Und auch Stoffel Vandoorne fand erstmals in seiner noch jungen Formel-1-Karriere den Einzug in die Einstelligkeit des Endergebnisses. Nach zweimal Rang zehn (Bahrain 2016, Ungarn 2017) bedeutet Rang sieben für den Belgier ebenfalls sein bislang mit Abstand bestes Ergebnis in der Königsklasse.

Wieso war Fernando Alonso der große Pechvogel?

Singapur 2017 hatte zweifelsohne mehr als einen Verlierer. Zu den größten Pechvögeln zählte einmal mehr Fernando Alonso. Der Spanier und sein McLaren-Team hatten sich für das Rennen auf dem Straßenkurs einiges vorgenommen, ist das winklige Layout doch wie gemacht für das Chassis des MCL32. Im Qualifying sorgten Alonso und Teamkollege Stoffel Vandoorne mit den Plätzen acht und neun für die perfekten Voraussetzungen, um in Singapur in die Punkte zu fahren. Der Regen am Sonntag glich einem Geschenk.

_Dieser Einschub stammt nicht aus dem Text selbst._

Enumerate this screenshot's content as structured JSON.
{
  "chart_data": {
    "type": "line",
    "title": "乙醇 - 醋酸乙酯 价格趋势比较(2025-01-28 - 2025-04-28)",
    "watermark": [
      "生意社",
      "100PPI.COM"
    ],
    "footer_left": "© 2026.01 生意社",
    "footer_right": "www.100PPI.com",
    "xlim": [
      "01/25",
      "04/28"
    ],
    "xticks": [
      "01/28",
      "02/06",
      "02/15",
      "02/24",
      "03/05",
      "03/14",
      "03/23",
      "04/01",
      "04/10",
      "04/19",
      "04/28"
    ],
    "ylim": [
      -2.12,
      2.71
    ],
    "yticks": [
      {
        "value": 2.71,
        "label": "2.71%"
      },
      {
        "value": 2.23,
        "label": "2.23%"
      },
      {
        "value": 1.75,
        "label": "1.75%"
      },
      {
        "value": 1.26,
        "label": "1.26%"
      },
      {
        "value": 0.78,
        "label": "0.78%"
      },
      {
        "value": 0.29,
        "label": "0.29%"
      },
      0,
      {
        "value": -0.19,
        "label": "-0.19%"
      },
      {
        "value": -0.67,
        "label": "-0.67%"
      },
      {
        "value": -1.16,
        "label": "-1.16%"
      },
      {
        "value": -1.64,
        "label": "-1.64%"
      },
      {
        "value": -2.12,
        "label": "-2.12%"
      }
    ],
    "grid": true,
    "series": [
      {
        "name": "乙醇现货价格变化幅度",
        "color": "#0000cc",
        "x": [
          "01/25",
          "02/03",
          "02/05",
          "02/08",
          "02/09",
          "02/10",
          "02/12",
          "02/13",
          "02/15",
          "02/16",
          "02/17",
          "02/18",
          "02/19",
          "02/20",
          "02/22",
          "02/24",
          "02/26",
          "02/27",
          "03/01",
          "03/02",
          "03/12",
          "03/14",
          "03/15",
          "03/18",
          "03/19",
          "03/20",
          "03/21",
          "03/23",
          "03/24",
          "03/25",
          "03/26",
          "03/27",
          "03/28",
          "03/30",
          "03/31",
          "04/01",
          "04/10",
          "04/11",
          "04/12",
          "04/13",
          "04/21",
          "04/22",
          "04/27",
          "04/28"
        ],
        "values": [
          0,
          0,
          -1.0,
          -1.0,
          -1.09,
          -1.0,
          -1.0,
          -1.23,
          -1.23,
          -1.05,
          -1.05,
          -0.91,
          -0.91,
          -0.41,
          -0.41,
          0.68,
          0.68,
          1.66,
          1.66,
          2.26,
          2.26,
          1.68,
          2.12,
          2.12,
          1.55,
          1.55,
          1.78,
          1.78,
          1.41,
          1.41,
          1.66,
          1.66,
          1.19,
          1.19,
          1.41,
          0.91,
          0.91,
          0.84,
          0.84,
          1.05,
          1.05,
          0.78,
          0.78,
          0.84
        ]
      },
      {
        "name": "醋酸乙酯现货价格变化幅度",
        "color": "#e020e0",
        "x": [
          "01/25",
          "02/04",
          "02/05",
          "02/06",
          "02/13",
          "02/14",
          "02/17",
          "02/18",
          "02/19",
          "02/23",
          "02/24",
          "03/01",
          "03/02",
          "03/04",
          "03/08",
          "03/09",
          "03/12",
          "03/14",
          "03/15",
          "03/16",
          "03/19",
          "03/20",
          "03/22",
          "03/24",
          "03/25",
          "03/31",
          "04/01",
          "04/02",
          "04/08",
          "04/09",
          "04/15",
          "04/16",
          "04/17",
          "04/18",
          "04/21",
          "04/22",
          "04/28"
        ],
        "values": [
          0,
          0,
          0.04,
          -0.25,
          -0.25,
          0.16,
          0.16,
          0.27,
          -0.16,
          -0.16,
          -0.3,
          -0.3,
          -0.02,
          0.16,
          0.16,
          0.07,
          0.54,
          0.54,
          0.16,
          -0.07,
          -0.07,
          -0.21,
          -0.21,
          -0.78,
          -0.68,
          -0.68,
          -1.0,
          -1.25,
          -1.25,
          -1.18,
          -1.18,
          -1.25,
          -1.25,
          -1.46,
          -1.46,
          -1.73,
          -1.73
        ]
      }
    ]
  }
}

Alonso legte einen Raketenstart hin und war eingangs Kurve 1 drauf und dran, Platz drei von Verstappen zu übernehmen - als er von diesem und Räikkönen aus der Bahn geworfen wurde. Der 36-Jährige konnte sein Rennen zunächst fortsetzen, in Runde acht war jedoch Feierabend. Die Schäden am Auto waren zu groß. "Wir hatten solch hohe Hoffnungen für dieses Rennen und unter nassen Bedingungen sind wir sogar noch stärker. Die Enttäuschung ist angesichts dessen einfach noch größer", trauerte Alonso der entgangenen Chance nach.

Welchen Rekord stellte Nico Hülkenberg auf?

Eher nicht zum Feiern zumute dürfte Nico Hülkenberg sein. Lange schien auch er auf dem Weg zu sein, sein bestes Karriere-Ergebnis zumindest einzustellen. Sogar das Podium war eine Zeitlang in Reichweite. Doch am Ende stand nur Frust beim Deutschen. Ein technisches Problem warf ihn beim Boxenstopp erst von Rang vier auf Rang zehn zurück, wenig später musste er das Rennen ganz aufgeben.

Doch auch Rang vier hätte Hülkenberg nicht vor einem unschönen Rekord "gerettet". Mit 129 Rennen in der Formel 1 ohne Podium führt er diese Statistik nun an, er verdrängte Adrian Sutil mit 128 Rennen auf Platz zwei. Nach einem Rennen wie in Singapur, das sich nahtlos in seine unglückliche Serie einreihte, stellt man sich schon die Frage, wann es tatsächlich endlich klappen soll mit dem Sprung auf das Podest.